A Festa de Debutante
Quase sem perceber lá se foi mais um ano, aproximava-se o aniversário de Joana. Dona Deolice sempre sonhou com uma festa de debutante para a sua menina: vestido branco, valsa com os irmãos, festa no salão do desportivo. Todos os parentes, amigos e conhecidos sentados em suas mesas encantados com a classe e a finesse daquele encontro, todos se perguntando quanto que ela deve ter pago por aquilo tudo. Porém, a vida quase nunca é justa com quem muito trabalha e assim também não foi com os sonhos e desejos de Deolice. Era sempre um aperto danado para cobrir as despesas da família. A casa, própria, graças à Deus. Água e luz chegavam sim em sua residência, à revelia das companhias, ainda assim, o que a família conseguia prover de orçamento mal cobria as despesas básicas para a sobrevivência. Suas contas viviam um relacionamento sério com o vermelho.

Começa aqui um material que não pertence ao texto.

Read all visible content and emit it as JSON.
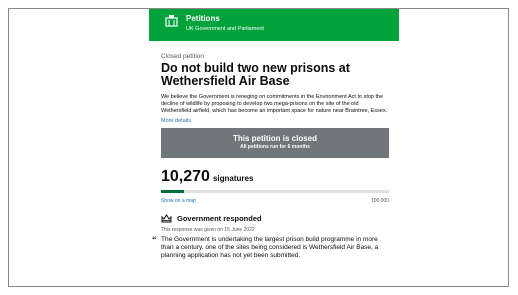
{
  "header": {
    "title": "Petitions",
    "subtitle": "UK Government and Parliament",
    "color": "#00a33b"
  },
  "petition": {
    "status_caption": "Closed petition",
    "title": "Do not build two new prisons at Wethersfield Air Base",
    "description": "We believe the Government is reneging on commitments in the Environment Act to stop the decline of wildlife by proposing to develop two mega-prisons on the site of the old Wethersfield airfield, which has become an important space for nature near Braintree, Essex.",
    "more_details_link": "More details"
  },
  "closed_banner": {
    "title": "This petition is closed",
    "subtitle": "All petitions run for 6 months"
  },
  "signatures": {
    "count": "10,270",
    "label": "signatures",
    "progress_fraction": 0.1027,
    "map_link": "Show on a map",
    "target": "100,000"
  },
  "response": {
    "icon": "crown-icon",
    "title": "Government responded",
    "date_text": "This response was given on 15 June 2022",
    "quote_mark": "“",
    "quote": "The Government is undertaking the largest prison build programme in more than a century, one of the sites being considered is Wethersfield Air Base, a planning application has not yet been submitted."
  }
}
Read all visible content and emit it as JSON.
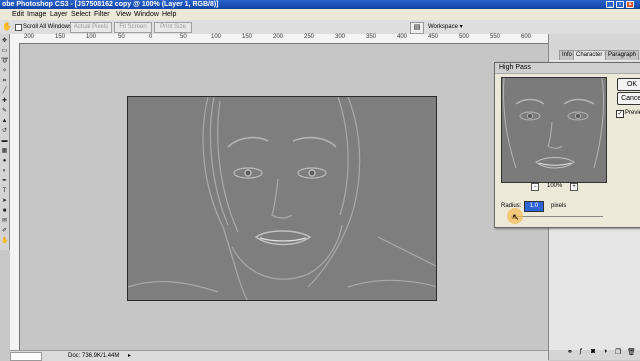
{
  "title_bar": {
    "title": "obe Photoshop CS3 - [JS7508162 copy @ 100% (Layer 1, RGB/8)]"
  },
  "menu": [
    "Edit",
    "Image",
    "Layer",
    "Select",
    "Filter",
    "View",
    "Window",
    "Help"
  ],
  "options_bar": {
    "scroll_all_label": "Scroll All Windows",
    "actual_pixels": "Actual Pixels",
    "fit_screen": "Fit Screen",
    "print_size": "Print Size",
    "workspace": "Workspace ▾"
  },
  "ruler_ticks": [
    "200",
    "150",
    "100",
    "50",
    "0",
    "50",
    "100",
    "150",
    "200",
    "250",
    "300",
    "350",
    "400",
    "450",
    "500",
    "550",
    "600"
  ],
  "status": {
    "doc": "Doc: 736.9K/1.44M"
  },
  "panel_tabs": [
    "Info",
    "Character ×",
    "Paragraph"
  ],
  "dialog": {
    "title": "High Pass",
    "ok": "OK",
    "cancel": "Cancel",
    "preview_label": "Preview",
    "zoom": "100%",
    "radius_label": "Radius:",
    "radius_value": "1.0",
    "unit": "pixels"
  }
}
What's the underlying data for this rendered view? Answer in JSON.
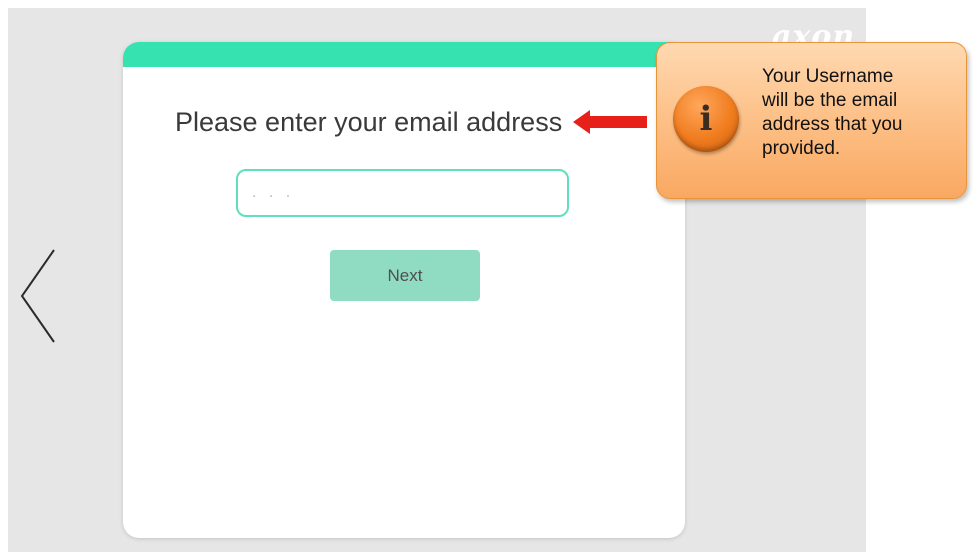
{
  "top_strip": {
    "text": ""
  },
  "logo": {
    "text": "axon"
  },
  "card": {
    "prompt": "Please enter your email address",
    "email_field": {
      "value": "",
      "placeholder": ". . ."
    },
    "next_label": "Next"
  },
  "callout": {
    "lines": [
      "Your Username",
      "will be the email",
      "address that you",
      "provided."
    ]
  },
  "colors": {
    "accent_bar": "#36e2b0",
    "field_border": "#5fe0bd",
    "next_button": "#8fdcc3",
    "callout_orange": "#f9a862",
    "arrow_red": "#e8201a"
  },
  "icons": {
    "back": "chevron-left-icon",
    "info": "info-icon",
    "arrow": "arrow-left-icon"
  }
}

Seu salário, há anos, não via um aumento. Doméstica de profissão, apesar de toda dedicação, de todo o zelo que empregava aquela patroa, por mais que soubesse, se recusava a acreditar que estava sendo explorada. Não pedia nenhum centavo a mais, achava que poderia soar ofensivo ou mesmo mesquinho tratar desses assuntos com uma pessoa tão boa como Dona Cristina. Jorge da Conceição, seu marido, nunca foi um homem de negócios, trabalhava porque era preciso, mantinha a sua barraca, um copo sujo na comunidade, não exatamente para ter uma garantia de sustento e sim porque gostava muito do ambiente e das amizades que ele proporcionava. Nunca se importou com dinheiro, com status, com luxo ou qualquer outra coisa além do conforto de uma vida tranquila com pouca ou nenhuma preocupação. Vendia fiado, emprestava sem prazo, esquecia de cobrar, deixava pra lá. O que ganhava somado ao salário de Deolice mal cobria os gastos com a alimentação, vestimenta e cuidados da casa.
O sonho de Deolice, festejar os quinze anos de sua filha caçula, estava latente em seu peito mesmo sabendo que a realidade agia sempre de forma cruel e sem pena em sua vida. Bom, talvez fosse possível uma celebração em casa: chamaria parentes, amigos e vizinhos; cerveja, refrigerante, churrasco, docinho e um bolo branco.
A filha estava um nojo: reclamava de tudo, nada estava bom. Já não queria a festa de aniversário.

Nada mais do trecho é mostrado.